The week will be marked by several appearances by people involved in the planning process—including the Strategic Planning Steering Committee co-chairs, Provost Earl Lewis and Executive Vice President for Health Affairs Michael Johns—at meetings of campus groups and at Emory Weekend, scheduled for Sept. 24–26. The Sept. 26 issue of Emory Report will be devoted to the strategic plan, and other communication materials will be released during the preceding week.

“It’s been a busy summer of organizing, writing, reviewing, rewriting and fine-tuning everything about the plan, and we’re almost ready to share with everyone the fruits of all this labor,” Lewis said. “However, we should remember that—even though we all owe a big thank you to the people who’ve helped put this plan together over the past two years—this marks the beginning of an exciting time for Emory, not the end of one.”

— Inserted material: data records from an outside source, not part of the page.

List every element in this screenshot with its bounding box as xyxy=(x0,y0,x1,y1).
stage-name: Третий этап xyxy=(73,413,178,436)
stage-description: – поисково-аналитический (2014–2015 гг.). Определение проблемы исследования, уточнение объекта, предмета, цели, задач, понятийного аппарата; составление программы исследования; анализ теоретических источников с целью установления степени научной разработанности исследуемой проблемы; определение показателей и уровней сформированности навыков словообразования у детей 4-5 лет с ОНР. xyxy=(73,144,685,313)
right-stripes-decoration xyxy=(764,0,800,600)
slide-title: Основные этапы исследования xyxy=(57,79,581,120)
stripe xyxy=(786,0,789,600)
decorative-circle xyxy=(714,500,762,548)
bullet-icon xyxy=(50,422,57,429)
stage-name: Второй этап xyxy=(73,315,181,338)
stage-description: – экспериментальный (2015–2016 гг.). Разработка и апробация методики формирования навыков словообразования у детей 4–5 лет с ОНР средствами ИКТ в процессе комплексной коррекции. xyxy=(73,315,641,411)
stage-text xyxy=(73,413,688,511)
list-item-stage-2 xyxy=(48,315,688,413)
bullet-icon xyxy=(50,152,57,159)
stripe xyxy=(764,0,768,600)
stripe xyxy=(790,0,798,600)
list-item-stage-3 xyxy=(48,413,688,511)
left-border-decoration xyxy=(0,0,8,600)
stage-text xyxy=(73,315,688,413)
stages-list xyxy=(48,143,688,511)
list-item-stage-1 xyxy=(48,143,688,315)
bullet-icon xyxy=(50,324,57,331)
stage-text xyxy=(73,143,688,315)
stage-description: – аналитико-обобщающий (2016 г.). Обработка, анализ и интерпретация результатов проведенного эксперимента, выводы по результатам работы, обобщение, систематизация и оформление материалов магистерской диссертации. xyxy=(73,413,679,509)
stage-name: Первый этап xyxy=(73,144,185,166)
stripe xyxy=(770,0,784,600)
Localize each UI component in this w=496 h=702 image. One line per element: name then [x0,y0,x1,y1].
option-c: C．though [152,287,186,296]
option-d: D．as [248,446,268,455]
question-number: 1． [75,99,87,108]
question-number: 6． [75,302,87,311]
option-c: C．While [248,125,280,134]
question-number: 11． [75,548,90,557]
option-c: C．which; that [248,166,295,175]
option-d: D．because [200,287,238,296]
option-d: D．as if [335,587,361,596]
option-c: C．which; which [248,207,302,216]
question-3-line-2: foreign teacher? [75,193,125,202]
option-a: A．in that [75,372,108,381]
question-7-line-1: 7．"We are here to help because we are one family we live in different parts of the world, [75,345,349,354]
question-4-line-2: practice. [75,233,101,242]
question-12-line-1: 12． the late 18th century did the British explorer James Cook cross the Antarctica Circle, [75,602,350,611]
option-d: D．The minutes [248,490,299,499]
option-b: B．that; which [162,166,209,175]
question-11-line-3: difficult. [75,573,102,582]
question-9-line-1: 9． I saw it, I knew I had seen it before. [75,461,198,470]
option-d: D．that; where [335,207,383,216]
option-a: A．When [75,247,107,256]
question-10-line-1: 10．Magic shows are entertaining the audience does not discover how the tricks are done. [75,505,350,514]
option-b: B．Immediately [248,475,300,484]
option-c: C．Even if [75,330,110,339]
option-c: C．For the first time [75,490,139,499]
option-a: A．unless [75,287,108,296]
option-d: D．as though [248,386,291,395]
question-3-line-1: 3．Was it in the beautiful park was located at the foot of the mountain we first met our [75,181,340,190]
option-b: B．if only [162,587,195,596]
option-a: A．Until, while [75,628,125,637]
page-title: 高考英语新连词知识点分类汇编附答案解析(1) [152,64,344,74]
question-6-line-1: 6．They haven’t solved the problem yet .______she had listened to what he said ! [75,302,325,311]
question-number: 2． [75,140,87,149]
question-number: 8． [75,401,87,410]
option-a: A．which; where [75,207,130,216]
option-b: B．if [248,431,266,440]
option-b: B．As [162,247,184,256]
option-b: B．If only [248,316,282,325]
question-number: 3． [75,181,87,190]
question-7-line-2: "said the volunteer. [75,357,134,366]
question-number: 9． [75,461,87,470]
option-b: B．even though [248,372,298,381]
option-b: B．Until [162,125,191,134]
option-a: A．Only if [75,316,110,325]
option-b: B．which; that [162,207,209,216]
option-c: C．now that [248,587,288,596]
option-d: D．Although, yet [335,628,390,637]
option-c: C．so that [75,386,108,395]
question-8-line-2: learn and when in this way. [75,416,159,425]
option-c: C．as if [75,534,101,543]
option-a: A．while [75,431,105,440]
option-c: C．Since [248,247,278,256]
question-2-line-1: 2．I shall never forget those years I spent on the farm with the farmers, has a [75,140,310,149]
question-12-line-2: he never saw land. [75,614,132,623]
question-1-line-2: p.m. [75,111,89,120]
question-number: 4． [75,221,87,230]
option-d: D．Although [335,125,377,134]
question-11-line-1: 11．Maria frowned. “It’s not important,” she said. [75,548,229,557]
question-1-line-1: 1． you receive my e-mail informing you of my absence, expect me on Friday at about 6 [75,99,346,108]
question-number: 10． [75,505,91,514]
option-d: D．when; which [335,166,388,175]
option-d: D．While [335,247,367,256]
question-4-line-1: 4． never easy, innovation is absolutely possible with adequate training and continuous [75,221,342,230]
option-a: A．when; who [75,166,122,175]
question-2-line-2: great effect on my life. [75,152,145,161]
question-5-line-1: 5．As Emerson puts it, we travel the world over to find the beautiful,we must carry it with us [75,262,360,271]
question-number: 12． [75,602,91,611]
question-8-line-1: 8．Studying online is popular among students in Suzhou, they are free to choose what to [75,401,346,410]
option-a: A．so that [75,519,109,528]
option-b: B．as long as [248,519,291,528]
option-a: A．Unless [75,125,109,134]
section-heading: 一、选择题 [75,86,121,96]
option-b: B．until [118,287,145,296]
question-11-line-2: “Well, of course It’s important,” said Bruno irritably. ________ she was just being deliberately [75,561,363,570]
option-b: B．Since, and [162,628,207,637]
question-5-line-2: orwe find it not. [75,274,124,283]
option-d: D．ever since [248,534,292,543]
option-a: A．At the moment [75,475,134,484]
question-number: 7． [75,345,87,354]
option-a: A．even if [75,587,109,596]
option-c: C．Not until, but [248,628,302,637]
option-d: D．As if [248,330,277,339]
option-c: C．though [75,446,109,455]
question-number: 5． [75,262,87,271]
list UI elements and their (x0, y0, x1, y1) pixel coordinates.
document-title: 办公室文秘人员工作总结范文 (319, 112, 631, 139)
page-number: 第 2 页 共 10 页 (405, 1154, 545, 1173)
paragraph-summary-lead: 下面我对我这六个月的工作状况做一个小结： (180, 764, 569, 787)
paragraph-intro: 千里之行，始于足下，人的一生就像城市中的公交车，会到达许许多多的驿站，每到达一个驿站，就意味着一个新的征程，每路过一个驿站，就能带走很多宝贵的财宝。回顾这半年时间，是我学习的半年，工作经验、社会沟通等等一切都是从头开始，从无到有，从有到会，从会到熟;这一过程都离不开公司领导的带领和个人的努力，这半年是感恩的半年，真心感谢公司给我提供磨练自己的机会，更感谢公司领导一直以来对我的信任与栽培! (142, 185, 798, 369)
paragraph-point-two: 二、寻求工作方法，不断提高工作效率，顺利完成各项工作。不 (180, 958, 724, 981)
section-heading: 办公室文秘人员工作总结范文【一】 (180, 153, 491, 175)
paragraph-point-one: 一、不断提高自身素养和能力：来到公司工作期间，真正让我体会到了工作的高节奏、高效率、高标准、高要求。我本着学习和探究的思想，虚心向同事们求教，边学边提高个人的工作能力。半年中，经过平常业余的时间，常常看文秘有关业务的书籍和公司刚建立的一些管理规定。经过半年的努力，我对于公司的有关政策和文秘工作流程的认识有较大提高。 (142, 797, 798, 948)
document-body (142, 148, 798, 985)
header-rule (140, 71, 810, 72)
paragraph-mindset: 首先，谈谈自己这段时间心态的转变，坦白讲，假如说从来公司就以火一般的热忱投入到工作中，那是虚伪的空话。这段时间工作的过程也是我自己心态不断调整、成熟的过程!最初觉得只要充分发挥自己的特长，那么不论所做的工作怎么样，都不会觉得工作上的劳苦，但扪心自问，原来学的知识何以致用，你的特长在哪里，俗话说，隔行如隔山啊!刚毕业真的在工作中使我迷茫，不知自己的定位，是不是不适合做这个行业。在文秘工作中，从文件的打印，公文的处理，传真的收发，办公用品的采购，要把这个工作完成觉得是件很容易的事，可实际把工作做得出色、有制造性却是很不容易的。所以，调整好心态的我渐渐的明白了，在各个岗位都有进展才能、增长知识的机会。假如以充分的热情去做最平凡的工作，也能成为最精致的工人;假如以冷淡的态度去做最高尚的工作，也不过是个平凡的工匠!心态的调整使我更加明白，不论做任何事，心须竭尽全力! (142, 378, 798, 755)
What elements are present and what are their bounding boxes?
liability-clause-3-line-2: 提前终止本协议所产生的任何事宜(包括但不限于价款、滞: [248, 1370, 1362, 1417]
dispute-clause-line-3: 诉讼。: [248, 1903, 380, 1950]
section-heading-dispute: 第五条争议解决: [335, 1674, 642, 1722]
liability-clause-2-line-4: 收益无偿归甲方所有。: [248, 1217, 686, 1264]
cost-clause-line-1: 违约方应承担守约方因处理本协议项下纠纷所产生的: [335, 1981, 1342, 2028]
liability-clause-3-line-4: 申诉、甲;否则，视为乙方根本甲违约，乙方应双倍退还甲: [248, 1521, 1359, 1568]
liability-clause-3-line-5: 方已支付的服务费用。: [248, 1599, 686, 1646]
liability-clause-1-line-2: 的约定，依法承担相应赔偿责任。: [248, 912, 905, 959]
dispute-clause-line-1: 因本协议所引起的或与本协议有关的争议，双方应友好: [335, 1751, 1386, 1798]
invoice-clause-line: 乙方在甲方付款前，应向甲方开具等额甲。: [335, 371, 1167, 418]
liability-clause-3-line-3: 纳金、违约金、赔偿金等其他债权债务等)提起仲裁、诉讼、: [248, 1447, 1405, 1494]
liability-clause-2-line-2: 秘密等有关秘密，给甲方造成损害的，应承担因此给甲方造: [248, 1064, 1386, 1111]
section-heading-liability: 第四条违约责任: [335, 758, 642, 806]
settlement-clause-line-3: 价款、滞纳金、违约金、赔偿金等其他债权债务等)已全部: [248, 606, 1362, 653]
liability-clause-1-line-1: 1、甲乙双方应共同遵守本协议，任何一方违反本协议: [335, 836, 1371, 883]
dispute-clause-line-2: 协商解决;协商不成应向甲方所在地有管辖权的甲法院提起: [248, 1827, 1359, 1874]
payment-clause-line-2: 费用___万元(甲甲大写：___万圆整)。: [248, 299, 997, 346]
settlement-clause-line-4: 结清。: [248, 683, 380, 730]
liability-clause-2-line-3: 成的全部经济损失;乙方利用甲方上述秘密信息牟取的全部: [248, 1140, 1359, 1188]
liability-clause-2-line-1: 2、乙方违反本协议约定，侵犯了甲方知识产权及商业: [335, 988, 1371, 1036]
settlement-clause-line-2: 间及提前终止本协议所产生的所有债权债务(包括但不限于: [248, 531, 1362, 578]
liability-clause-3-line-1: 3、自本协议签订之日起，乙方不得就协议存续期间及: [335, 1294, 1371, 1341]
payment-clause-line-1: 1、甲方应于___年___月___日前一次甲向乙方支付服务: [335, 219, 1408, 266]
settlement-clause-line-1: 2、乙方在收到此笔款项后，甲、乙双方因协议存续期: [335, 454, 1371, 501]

Lewis and Johns are recruiting members for a new committee that will oversee implementation of the plan on a University-wide level. The bedrock of the plan continues to be its individual school and unit plans, over which those schools and units have authority. The central implementation committee will be organized around the five strategic themes identified in the plan.

More details on those themes will be forthcoming in September, but the five titles are:
• Building Faculty Distinction
• Preparing Engaged Scholars
• Creating Community—Engaging Society
• Confronting the Human Condition and Human Experience
• Exploring New Frontiers in Science and Technology

Each theme is further defined by University-wide initiatives. The latter two themes include academic content-specific initiatives that were developed through the Theme Development Brainstorming process. For “Confronting the Human Condition,” the initiatives are:
• Understanding Religions and the Human Spirit
• Understanding Race and Difference
• Implementing Pathways to Global Health

The initiatives involved in “Exploring New Frontiers in Science and Technology” include:
• Neuroscience, Human Nature and Society
• Predictive Health and Society
• Life Sciences

“All of the themes represent cross-cutting, intellectual bridges that will bring our campus together in ways that will have much more impact on society than if we worked individually and in isolation,” Johns said. “These are big questions, and it will take strength, determination and courage to look for big answers. Emory has all of those.”